The Mudcat Café TM
Thread #21039   Message #223871
Posted By: raredance
05-May-00 - 11:33 PM
Thread Name: Lyr Req: The Anti-Garden Song (Eric Kilburn)
Subject: RE: Lyr Req: inch by inch, weed by weed
If I remember correctly (and Aux can can stomp out this misinformation if my mamory is garbled) Iris germanica is one of the original parent species from which the wonderful rainbow array of tall bearded irises is descended. If that is the case, most of them are quite hardy.
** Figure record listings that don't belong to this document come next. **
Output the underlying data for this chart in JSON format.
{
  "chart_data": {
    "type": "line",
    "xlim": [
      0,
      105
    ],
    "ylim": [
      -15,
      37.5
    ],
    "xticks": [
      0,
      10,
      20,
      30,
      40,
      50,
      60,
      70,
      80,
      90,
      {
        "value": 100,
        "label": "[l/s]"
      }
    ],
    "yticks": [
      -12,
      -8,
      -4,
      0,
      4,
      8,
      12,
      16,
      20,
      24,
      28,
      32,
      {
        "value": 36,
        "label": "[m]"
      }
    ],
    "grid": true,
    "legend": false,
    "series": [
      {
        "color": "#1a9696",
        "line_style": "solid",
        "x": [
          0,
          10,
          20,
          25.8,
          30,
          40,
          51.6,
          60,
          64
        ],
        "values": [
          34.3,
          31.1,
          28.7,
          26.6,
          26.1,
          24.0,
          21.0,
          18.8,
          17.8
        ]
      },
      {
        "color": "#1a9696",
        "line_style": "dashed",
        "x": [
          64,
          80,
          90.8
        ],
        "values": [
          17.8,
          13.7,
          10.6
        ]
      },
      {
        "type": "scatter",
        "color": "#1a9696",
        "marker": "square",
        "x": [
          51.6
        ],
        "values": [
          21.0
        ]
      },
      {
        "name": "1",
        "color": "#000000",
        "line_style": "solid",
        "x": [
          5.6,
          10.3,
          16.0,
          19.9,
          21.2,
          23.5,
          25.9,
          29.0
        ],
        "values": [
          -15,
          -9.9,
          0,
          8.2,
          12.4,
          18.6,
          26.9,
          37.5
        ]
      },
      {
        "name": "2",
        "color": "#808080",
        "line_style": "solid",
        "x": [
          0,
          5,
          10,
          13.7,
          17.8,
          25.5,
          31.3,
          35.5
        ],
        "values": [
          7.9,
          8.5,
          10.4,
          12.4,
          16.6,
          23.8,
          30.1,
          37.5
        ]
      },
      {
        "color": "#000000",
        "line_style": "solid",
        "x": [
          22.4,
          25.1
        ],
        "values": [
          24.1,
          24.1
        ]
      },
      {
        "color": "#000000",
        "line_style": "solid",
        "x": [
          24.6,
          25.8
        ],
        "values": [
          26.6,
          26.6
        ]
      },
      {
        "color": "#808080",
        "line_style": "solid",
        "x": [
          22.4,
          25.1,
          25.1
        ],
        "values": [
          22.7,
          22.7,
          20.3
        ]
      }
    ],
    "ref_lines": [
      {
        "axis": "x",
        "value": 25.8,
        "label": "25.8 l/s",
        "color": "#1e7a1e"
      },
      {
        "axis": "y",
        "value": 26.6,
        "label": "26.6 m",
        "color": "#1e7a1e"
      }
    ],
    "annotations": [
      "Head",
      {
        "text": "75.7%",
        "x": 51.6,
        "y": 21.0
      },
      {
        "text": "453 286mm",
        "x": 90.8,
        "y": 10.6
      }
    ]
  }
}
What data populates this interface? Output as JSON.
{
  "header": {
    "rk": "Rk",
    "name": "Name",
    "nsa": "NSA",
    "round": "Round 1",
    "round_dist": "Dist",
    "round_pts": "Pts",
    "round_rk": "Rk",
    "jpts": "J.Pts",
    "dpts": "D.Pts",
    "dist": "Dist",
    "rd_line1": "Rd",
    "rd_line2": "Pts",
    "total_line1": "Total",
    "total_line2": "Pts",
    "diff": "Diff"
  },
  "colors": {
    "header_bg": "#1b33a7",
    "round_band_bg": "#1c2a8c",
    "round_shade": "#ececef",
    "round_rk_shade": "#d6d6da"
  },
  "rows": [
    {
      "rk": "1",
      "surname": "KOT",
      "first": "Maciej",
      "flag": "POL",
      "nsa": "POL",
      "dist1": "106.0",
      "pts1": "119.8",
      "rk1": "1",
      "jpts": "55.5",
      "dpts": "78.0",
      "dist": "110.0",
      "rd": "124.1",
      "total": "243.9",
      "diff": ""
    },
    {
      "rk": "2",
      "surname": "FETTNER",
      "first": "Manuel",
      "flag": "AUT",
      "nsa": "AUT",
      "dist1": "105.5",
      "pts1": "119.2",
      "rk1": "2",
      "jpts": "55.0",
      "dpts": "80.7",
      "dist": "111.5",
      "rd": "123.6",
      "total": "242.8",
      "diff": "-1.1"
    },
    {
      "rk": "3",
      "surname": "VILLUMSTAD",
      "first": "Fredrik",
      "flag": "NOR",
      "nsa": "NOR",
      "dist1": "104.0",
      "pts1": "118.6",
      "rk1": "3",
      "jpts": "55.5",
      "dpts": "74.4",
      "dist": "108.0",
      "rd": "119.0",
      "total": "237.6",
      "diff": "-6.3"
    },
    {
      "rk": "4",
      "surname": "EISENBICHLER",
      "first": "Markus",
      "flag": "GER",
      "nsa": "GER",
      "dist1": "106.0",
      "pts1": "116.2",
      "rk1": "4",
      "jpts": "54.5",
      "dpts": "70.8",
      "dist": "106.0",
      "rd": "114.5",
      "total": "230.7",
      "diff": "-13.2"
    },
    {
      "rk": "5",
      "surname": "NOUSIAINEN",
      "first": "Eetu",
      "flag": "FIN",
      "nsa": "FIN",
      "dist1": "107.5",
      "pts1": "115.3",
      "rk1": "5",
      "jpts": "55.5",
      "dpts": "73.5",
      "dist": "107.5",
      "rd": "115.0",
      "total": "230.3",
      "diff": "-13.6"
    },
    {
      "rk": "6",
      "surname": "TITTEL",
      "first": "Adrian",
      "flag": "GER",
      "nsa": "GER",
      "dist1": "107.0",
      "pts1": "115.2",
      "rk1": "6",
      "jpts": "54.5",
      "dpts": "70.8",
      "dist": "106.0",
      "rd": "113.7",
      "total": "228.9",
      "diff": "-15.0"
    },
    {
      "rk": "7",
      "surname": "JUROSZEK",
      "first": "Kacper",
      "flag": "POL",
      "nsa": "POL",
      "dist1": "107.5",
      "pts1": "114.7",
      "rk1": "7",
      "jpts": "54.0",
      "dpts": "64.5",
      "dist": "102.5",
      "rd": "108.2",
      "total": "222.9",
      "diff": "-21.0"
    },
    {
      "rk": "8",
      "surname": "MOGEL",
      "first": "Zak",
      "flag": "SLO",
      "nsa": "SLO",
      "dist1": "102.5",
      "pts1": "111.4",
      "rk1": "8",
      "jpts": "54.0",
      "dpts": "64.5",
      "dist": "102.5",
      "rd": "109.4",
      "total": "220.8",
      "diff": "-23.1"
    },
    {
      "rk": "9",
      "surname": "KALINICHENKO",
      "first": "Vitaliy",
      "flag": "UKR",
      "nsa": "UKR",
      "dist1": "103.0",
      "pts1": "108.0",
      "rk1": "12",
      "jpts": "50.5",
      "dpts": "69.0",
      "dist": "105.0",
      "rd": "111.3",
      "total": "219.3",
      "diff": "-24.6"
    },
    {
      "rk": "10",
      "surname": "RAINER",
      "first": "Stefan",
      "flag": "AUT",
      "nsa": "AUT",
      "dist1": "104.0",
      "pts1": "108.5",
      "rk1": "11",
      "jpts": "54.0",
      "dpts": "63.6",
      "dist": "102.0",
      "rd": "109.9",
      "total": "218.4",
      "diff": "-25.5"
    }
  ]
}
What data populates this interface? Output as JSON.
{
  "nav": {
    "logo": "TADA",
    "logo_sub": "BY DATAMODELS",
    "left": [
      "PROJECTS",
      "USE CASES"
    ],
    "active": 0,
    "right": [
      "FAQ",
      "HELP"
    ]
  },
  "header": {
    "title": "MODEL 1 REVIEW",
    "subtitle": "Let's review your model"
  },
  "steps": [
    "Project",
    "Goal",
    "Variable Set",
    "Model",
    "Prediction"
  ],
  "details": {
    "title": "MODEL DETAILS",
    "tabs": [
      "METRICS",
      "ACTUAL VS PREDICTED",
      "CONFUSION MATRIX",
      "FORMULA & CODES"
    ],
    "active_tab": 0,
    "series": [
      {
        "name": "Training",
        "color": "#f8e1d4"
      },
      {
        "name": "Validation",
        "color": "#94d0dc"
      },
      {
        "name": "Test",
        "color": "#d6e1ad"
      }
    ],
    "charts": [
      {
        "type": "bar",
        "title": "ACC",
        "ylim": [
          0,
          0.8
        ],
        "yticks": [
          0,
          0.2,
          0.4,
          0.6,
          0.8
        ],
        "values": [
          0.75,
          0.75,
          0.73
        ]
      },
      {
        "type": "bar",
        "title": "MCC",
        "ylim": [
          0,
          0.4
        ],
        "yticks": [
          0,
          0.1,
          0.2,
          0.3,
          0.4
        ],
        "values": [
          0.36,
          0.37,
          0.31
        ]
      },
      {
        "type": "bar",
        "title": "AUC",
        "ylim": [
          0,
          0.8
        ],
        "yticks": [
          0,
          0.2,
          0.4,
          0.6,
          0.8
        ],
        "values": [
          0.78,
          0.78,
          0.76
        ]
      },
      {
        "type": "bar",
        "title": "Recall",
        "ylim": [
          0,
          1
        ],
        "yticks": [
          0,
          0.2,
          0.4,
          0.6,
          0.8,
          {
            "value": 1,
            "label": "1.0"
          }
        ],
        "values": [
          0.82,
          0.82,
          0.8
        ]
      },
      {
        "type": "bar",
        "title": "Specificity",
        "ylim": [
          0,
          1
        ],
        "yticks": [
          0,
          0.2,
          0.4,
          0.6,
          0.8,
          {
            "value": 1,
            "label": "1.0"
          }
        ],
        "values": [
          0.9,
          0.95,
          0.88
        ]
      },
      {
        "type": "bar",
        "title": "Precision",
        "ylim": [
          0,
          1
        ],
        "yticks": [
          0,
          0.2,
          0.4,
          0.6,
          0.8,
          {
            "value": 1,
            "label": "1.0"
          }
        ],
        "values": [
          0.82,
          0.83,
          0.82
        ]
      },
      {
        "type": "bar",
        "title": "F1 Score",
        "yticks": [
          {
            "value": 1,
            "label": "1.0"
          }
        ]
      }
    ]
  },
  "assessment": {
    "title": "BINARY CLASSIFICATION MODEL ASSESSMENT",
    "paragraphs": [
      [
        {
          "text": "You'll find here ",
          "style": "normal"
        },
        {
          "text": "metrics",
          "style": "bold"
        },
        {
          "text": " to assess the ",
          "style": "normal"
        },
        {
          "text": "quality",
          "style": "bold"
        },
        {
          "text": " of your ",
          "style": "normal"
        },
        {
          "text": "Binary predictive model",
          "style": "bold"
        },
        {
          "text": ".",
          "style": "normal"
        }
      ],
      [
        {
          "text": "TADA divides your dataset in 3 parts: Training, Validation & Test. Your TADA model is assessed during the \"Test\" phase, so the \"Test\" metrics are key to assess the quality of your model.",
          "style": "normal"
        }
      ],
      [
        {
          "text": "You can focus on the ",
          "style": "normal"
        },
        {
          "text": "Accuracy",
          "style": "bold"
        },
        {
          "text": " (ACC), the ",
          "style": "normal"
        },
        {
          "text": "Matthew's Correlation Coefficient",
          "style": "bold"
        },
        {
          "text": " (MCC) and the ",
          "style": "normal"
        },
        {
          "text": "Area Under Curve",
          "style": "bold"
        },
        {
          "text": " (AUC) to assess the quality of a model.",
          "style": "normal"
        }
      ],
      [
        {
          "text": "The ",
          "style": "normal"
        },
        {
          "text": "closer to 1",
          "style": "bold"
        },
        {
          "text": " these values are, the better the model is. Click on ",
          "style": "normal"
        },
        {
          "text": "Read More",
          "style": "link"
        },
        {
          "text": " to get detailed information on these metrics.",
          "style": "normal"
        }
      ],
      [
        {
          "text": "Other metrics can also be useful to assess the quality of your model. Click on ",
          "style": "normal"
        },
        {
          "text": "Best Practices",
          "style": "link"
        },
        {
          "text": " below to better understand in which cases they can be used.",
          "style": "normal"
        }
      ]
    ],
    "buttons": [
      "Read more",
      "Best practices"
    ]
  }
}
I grow lots of bearded iris, 50-75 varieties ( and a few beardless ones as well, Siberian, Spuria) in my USDA zone 3 gumbo garden. "Gumbo" refers to the light gray/tan clay that lies 6-8 inches below the black soil in my yard. I think the gumbo extends down nearly 200 feet, all sediment from glacial Lake Aggasiz. In the heat of the summer cracks develop that I think go all the way to the bottom. You can turn the hose on and run it for an hour without ever filling up the crack. While this may not be the preferred environment for iris, they do grow and bloom, although perhaps a bit smaller. Slugs live in those cracks also. Wouldn't surprise me if species from another hemisphere were able to come up through those cracks. The slugs really do a number on my hosta collection and can make some ugly holes in tomatoes, but I havn't had a whole lot of iris decimation from them.